Note that indirect is still specifiable with arguments that are inherently associated with a indirect table source. Thus, the following codes are valid:

auto p = make_table_pull(
           make_csv_source(indirect, std::ifstream("stars.csv")));
  // Even without 'indirect,', the result of make_csv_source should be indirect

Tab-separated values (TSV)

Commata also offers support for tab-separated values (TSV) format as with CSV format. The supported TSV format is, however, much simpler than the supported CSV format and lacks escaping and quoting, similarly to IANA’s TSV format. To be specific, field values cannot contain tab, carriage-return or line-feed characters in this format.
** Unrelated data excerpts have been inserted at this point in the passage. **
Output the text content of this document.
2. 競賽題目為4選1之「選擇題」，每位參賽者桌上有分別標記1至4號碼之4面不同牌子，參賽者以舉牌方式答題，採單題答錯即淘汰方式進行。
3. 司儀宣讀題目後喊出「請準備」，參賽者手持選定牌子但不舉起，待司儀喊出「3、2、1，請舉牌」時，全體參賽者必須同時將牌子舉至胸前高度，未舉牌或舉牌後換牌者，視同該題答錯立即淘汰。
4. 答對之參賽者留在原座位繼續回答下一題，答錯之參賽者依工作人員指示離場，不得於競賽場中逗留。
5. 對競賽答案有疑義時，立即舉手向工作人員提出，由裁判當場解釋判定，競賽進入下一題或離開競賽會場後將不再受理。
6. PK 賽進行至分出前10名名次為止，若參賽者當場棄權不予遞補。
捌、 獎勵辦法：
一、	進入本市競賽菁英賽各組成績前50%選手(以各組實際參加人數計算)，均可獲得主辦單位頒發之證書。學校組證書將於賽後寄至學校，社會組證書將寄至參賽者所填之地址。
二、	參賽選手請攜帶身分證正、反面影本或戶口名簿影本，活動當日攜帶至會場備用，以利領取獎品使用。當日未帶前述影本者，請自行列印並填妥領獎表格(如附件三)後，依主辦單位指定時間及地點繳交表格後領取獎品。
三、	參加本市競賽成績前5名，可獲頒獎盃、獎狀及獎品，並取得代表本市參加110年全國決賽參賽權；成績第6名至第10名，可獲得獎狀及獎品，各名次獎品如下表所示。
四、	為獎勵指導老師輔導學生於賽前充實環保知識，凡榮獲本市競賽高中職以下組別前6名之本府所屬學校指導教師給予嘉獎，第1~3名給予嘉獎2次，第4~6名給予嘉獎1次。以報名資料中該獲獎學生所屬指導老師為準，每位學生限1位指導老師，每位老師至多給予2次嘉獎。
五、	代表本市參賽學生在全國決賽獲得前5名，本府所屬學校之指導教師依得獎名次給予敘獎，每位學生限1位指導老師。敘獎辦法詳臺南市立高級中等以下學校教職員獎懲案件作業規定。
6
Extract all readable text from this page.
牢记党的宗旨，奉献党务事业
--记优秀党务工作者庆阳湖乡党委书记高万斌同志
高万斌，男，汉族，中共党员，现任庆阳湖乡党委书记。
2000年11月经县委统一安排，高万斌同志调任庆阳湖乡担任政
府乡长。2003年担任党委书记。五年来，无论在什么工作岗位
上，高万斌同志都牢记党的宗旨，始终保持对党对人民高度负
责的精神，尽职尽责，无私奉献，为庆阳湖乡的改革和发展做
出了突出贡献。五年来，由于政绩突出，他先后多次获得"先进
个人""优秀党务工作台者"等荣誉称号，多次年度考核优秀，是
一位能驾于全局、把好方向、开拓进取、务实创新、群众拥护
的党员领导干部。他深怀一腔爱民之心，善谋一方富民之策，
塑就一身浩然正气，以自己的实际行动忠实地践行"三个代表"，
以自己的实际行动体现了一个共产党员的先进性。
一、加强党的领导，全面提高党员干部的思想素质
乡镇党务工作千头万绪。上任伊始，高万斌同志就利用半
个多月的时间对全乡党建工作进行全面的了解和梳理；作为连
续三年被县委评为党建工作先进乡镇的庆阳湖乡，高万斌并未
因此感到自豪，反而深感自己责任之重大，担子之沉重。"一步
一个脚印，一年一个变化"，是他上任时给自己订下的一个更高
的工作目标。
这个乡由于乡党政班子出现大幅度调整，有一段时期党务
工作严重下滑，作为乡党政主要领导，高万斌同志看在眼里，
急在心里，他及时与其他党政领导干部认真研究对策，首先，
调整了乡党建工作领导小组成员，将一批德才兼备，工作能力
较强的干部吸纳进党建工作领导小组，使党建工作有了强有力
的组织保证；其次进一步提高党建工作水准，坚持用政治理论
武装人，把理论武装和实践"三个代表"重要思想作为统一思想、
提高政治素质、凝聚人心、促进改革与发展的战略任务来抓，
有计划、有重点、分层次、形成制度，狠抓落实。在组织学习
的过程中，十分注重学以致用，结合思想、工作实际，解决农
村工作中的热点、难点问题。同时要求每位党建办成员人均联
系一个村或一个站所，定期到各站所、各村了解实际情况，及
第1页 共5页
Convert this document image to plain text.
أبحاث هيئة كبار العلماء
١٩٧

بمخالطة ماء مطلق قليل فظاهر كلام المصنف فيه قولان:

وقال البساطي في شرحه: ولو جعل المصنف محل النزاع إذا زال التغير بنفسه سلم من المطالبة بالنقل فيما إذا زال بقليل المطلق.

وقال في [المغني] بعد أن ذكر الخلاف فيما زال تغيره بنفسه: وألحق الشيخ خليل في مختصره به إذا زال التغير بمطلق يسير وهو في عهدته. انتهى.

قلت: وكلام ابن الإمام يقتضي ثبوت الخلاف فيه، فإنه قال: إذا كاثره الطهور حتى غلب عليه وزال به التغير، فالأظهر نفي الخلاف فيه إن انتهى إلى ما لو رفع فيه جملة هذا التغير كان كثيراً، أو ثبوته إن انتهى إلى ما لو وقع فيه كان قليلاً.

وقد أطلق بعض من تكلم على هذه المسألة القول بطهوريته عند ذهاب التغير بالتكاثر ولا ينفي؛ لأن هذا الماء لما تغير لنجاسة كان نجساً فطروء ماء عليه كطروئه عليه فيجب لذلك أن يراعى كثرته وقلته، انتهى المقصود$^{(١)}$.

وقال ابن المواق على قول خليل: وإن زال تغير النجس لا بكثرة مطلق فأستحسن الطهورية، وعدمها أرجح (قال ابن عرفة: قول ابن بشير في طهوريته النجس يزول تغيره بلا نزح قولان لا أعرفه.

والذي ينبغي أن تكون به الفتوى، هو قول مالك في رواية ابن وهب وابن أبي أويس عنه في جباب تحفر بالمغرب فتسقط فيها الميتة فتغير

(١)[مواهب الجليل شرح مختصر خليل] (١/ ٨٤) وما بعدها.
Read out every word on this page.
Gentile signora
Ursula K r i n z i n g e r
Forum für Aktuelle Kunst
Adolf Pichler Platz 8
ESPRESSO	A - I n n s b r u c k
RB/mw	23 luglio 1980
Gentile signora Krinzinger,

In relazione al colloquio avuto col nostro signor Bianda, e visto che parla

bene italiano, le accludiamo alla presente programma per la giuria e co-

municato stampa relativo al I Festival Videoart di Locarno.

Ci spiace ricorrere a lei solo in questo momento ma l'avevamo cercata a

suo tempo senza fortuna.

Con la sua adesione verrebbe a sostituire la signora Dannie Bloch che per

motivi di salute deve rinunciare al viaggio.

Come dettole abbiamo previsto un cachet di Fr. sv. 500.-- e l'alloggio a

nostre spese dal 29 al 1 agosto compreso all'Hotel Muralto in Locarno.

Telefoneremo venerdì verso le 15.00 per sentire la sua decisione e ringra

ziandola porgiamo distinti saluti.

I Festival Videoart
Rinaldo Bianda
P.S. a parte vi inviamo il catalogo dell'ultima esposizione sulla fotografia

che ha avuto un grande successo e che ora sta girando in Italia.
Commata’s TSV support facilities are defined in the header "commata/parse_tsv.hpp". These facilities have very similar interfaces to those of CSV; for example, you can parse a TSV text with parse_tsv(std::ifstream("stars.txt"), std::move(handler)) function template and make a text_pull object with make_text_pull(make_tsv_source(std::ifstream("stars.txt"))) where handler is a table handler object and stars.txt is a TSV text file.